Although tax bills originate from the House of Representatives, the Senate, in anticipation of House action, can start tackling the bill, so that when the House bill arrives, the Senate version would be ready for floor debates, he noted.

The bill resetting the deadline of the estate tax amnesty to June 14, 2025 has hurdled the House ways and means committee.

This paves the way for plenary debates, “whose outcome—its passage—is a certainty,” Recto said.

As a senator, Recto was among the authors of Republic Act 11213 which erased the penalties and significantly cut the rates for estate tax obligations.

The period to avail of the one-time tax relief coincided with the pandemic, prompting Congress to pass what would become RA 11569 which extended the amnesty period by two years, to June 14.

By extending the window of opportunity again by two more years, “families will save billions while government will earn billions,” Recto stressed

“Halimbawa, ‘yung lumang batas aabot ng 20 percent ang tax.
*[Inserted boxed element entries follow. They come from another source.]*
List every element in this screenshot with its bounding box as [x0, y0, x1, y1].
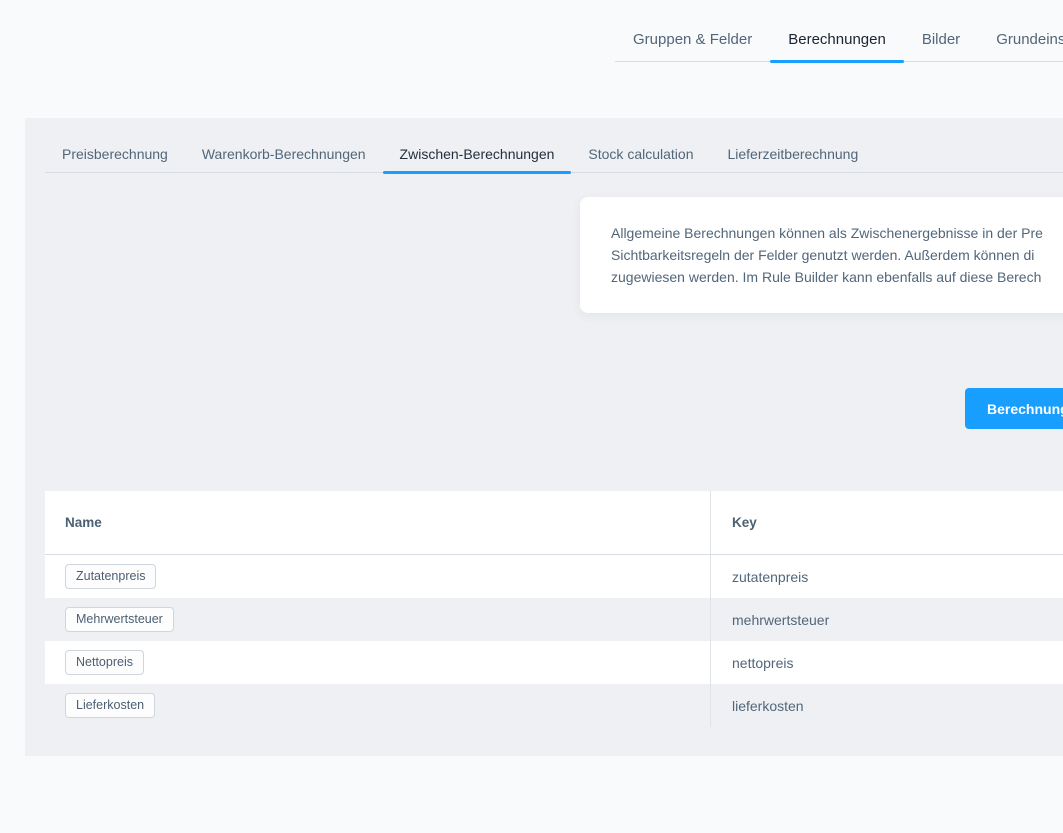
berechnungen-panel: Preisberechnung Warenkorb-Berechnungen Z…: [25, 118, 1063, 756]
name-badge[interactable]: Mehrwertsteuer: [65, 607, 174, 632]
tab-grundeinstellungen[interactable]: Grundeinste: [978, 31, 1063, 61]
table-header-row: Name Key: [45, 491, 1063, 555]
name-cell: Zutatenpreis: [45, 555, 711, 598]
info-card: Allgemeine Berechnungen können als Zwisc…: [580, 197, 1063, 313]
tab-bilder[interactable]: Bilder: [904, 31, 978, 61]
table-row[interactable]: Lieferkosten lieferkosten: [45, 684, 1063, 727]
info-card-line: Sichtbarkeitsregeln der Felder genutzt w…: [611, 244, 1063, 266]
name-badge[interactable]: Zutatenpreis: [65, 564, 156, 589]
table-row[interactable]: Nettopreis nettopreis: [45, 641, 1063, 684]
tab-zwischen-berechnungen[interactable]: Zwischen-Berechnungen: [383, 146, 572, 172]
tab-berechnungen[interactable]: Berechnungen: [770, 31, 904, 61]
table-row[interactable]: Mehrwertsteuer mehrwertsteuer: [45, 598, 1063, 641]
info-card-line: Allgemeine Berechnungen können als Zwisc…: [611, 222, 1063, 244]
calculation-tab-bar: Preisberechnung Warenkorb-Berechnungen Z…: [45, 118, 1063, 173]
info-card-line: zugewiesen werden. Im Rule Builder kann …: [611, 266, 1063, 288]
table-row[interactable]: Zutatenpreis zutatenpreis: [45, 555, 1063, 598]
key-cell: lieferkosten: [711, 684, 1063, 727]
main-tab-bar: Gruppen & Felder Berechnungen Bilder Gru…: [615, 0, 1063, 62]
tab-stock-calculation[interactable]: Stock calculation: [571, 146, 710, 172]
name-cell: Mehrwertsteuer: [45, 598, 711, 641]
tab-warenkorb-berechnungen[interactable]: Warenkorb-Berechnungen: [185, 146, 383, 172]
key-cell: zutatenpreis: [711, 555, 1063, 598]
settings-page: Gruppen & Felder Berechnungen Bilder Gru…: [0, 0, 1063, 833]
column-header-name[interactable]: Name: [45, 491, 711, 554]
name-badge[interactable]: Nettopreis: [65, 650, 144, 675]
tab-gruppen-felder[interactable]: Gruppen & Felder: [615, 31, 770, 61]
calculations-table: Name Key Zutatenpreis zutatenpreis Mehrw…: [45, 491, 1063, 727]
name-badge[interactable]: Lieferkosten: [65, 693, 155, 718]
key-cell: nettopreis: [711, 641, 1063, 684]
tab-preisberechnung[interactable]: Preisberechnung: [45, 146, 185, 172]
column-header-key[interactable]: Key: [711, 491, 1063, 554]
add-berechnung-button[interactable]: Berechnung: [965, 388, 1063, 429]
key-cell: mehrwertsteuer: [711, 598, 1063, 641]
name-cell: Nettopreis: [45, 641, 711, 684]
name-cell: Lieferkosten: [45, 684, 711, 727]
tab-lieferzeitberechnung[interactable]: Lieferzeitberechnung: [710, 146, 875, 172]
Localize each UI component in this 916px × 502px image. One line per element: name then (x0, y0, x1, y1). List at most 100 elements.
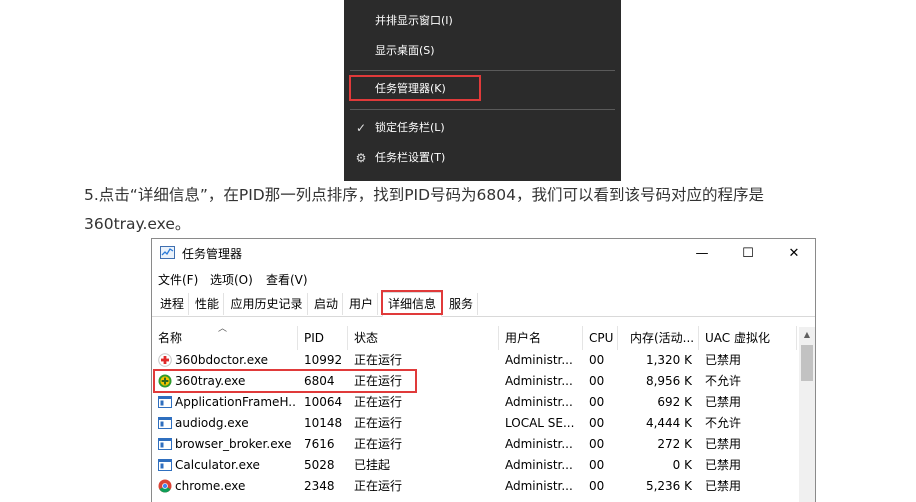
menu-options[interactable]: 选项(O) (210, 271, 253, 288)
process-name: browser_broker.exe (175, 437, 292, 451)
tab-strip: 进程 性能 应用历史记录 启动 用户 详细信息 服务 (152, 291, 815, 317)
process-uac: 已禁用 (705, 479, 742, 493)
tab-services[interactable]: 服务 (445, 293, 478, 315)
process-memory: 0 K (672, 458, 692, 472)
tab-processes[interactable]: 进程 (156, 293, 189, 315)
process-status: 已挂起 (354, 458, 391, 472)
taskbar-context-menu: 并排显示窗口(I) 显示桌面(S) 任务管理器(K) ✓ 锁定任务栏(L) ⚙ … (344, 0, 621, 181)
process-status: 正在运行 (354, 395, 403, 409)
process-user: Administr... (505, 353, 573, 367)
column-header-pid[interactable]: PID (298, 326, 348, 350)
table-row[interactable]: Calculator.exe 5028 已挂起 Administr... 00 … (152, 455, 797, 476)
process-cpu: 00 (589, 395, 605, 409)
tab-app-history[interactable]: 应用历史记录 (226, 293, 308, 315)
process-pid: 2348 (304, 479, 335, 493)
process-cpu: 00 (589, 353, 605, 367)
menu-separator (350, 70, 615, 71)
app-window-icon (158, 416, 172, 430)
window-title: 任务管理器 (182, 247, 243, 261)
table-row[interactable]: chrome.exe 2348 正在运行 Administr... 00 5,2… (152, 476, 797, 497)
process-uac: 已禁用 (705, 395, 742, 409)
highlight-box-task-manager (349, 75, 481, 101)
table-row[interactable]: audiodg.exe 10148 正在运行 LOCAL SE... 00 4,… (152, 413, 797, 434)
menu-item-taskbar-settings[interactable]: 任务栏设置(T) (375, 149, 445, 167)
process-uac: 不允许 (705, 374, 742, 388)
process-name: ApplicationFrameH... (175, 395, 297, 409)
process-memory: 272 K (657, 437, 692, 451)
column-header-cpu[interactable]: CPU (583, 326, 618, 350)
menu-item-lock-taskbar[interactable]: 锁定任务栏(L) (375, 119, 445, 137)
process-status: 正在运行 (354, 437, 403, 451)
column-header-memory[interactable]: 内存(活动... (624, 326, 699, 350)
app-window-icon (158, 458, 172, 472)
task-manager-window: 任务管理器 — ☐ ✕ 文件(F) 选项(O) 查看(V) 进程 性能 应用历史… (151, 238, 816, 502)
process-uac: 已禁用 (705, 353, 742, 367)
doctor-cross-icon (158, 353, 172, 367)
menu-view[interactable]: 查看(V) (266, 271, 308, 288)
process-name: 360bdoctor.exe (175, 353, 269, 367)
process-cpu: 00 (589, 437, 605, 451)
process-cpu: 00 (589, 458, 605, 472)
process-memory: 1,320 K (645, 353, 692, 367)
close-button[interactable]: ✕ (771, 239, 815, 269)
table-row[interactable]: ApplicationFrameH... 10064 正在运行 Administ… (152, 392, 797, 413)
process-user: Administr... (505, 479, 573, 493)
process-cpu: 00 (589, 374, 605, 388)
process-memory: 5,236 K (645, 479, 692, 493)
checkmark-icon: ✓ (355, 121, 367, 135)
menu-item-cascade-windows[interactable]: 并排显示窗口(I) (375, 12, 453, 30)
process-status: 正在运行 (354, 353, 403, 367)
process-pid: 10992 (304, 353, 343, 367)
column-header-username[interactable]: 用户名 (499, 326, 583, 350)
process-status: 正在运行 (354, 479, 403, 493)
scrollbar-thumb[interactable] (801, 345, 813, 381)
process-user: Administr... (505, 437, 573, 451)
table-row[interactable]: 360bdoctor.exe 10992 正在运行 Administr... 0… (152, 350, 797, 371)
column-header-row: 名称 PID 状态 用户名 CPU 内存(活动... UAC 虚拟化 (152, 326, 797, 350)
process-cpu: 00 (589, 416, 605, 430)
process-pid: 10064 (304, 395, 343, 409)
process-pid: 5028 (304, 458, 335, 472)
title-bar[interactable]: 任务管理器 — ☐ ✕ (152, 239, 815, 269)
process-status: 正在运行 (354, 416, 403, 430)
app-window-icon (158, 395, 172, 409)
process-name: Calculator.exe (175, 458, 260, 472)
task-manager-icon (160, 246, 175, 259)
process-memory: 692 K (657, 395, 692, 409)
column-header-name[interactable]: 名称 (152, 326, 298, 350)
menu-file[interactable]: 文件(F) (158, 271, 198, 288)
process-user: LOCAL SE... (505, 416, 575, 430)
tab-performance[interactable]: 性能 (191, 293, 224, 315)
maximize-button[interactable]: ☐ (725, 239, 771, 269)
process-user: Administr... (505, 458, 573, 472)
menu-item-show-desktop[interactable]: 显示桌面(S) (375, 42, 435, 60)
chrome-icon (158, 479, 172, 493)
minimize-button[interactable]: — (679, 239, 725, 269)
column-header-status[interactable]: 状态 (348, 326, 499, 350)
scroll-up-icon[interactable]: ▲ (799, 327, 815, 343)
vertical-scrollbar[interactable]: ▲ (799, 327, 815, 502)
tab-users[interactable]: 用户 (345, 293, 378, 315)
process-user: Administr... (505, 395, 573, 409)
process-name: chrome.exe (175, 479, 246, 493)
process-memory: 8,956 K (645, 374, 692, 388)
highlight-box-360tray-row (153, 369, 417, 393)
process-memory: 4,444 K (645, 416, 692, 430)
column-header-uac[interactable]: UAC 虚拟化 (699, 326, 797, 350)
app-window-icon (158, 437, 172, 451)
menu-bar: 文件(F) 选项(O) 查看(V) (152, 269, 815, 289)
article-step-text: 5.点击“详细信息”，在PID那一列点排序，找到PID号码为6804，我们可以看… (84, 186, 765, 233)
menu-separator (350, 109, 615, 110)
process-uac: 已禁用 (705, 458, 742, 472)
process-user: Administr... (505, 374, 573, 388)
process-pid: 7616 (304, 437, 335, 451)
table-row[interactable]: browser_broker.exe 7616 正在运行 Administr..… (152, 434, 797, 455)
process-uac: 已禁用 (705, 437, 742, 451)
gear-icon: ⚙ (355, 151, 367, 165)
process-pid: 10148 (304, 416, 343, 430)
highlight-box-details-tab (381, 290, 443, 315)
tab-startup[interactable]: 启动 (310, 293, 343, 315)
process-name: audiodg.exe (175, 416, 249, 430)
process-cpu: 00 (589, 479, 605, 493)
process-uac: 不允许 (705, 416, 742, 430)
At present, six percent na lang. ‘Yung lumang batas, kuripot sa exemptions. Ngayon, kung ang family home ay P10 million, deducted ‘yan sa bubuwisan, at may dagdag na P5 million standard deduction. Kung walang extension, hindi ito mapapakinabangan ng mga namatayan,” he said.

The extension is a “lifeline to a government scrounging for revenues and an act of kindness” to seniors whose vulnerability during the 30 months the pandemic raged prevented them from availing of the amnesty.

“Putting a deceased loved one’s properties in order was also a casualty of COVID,” Recto said.

He hailed the House bill as an improved version of the estate tax amnesty law because it covers deaths which occurred on or before Dec. 31, 2021, amending the cut off period of Dec. 31, 2017 in RA 11213.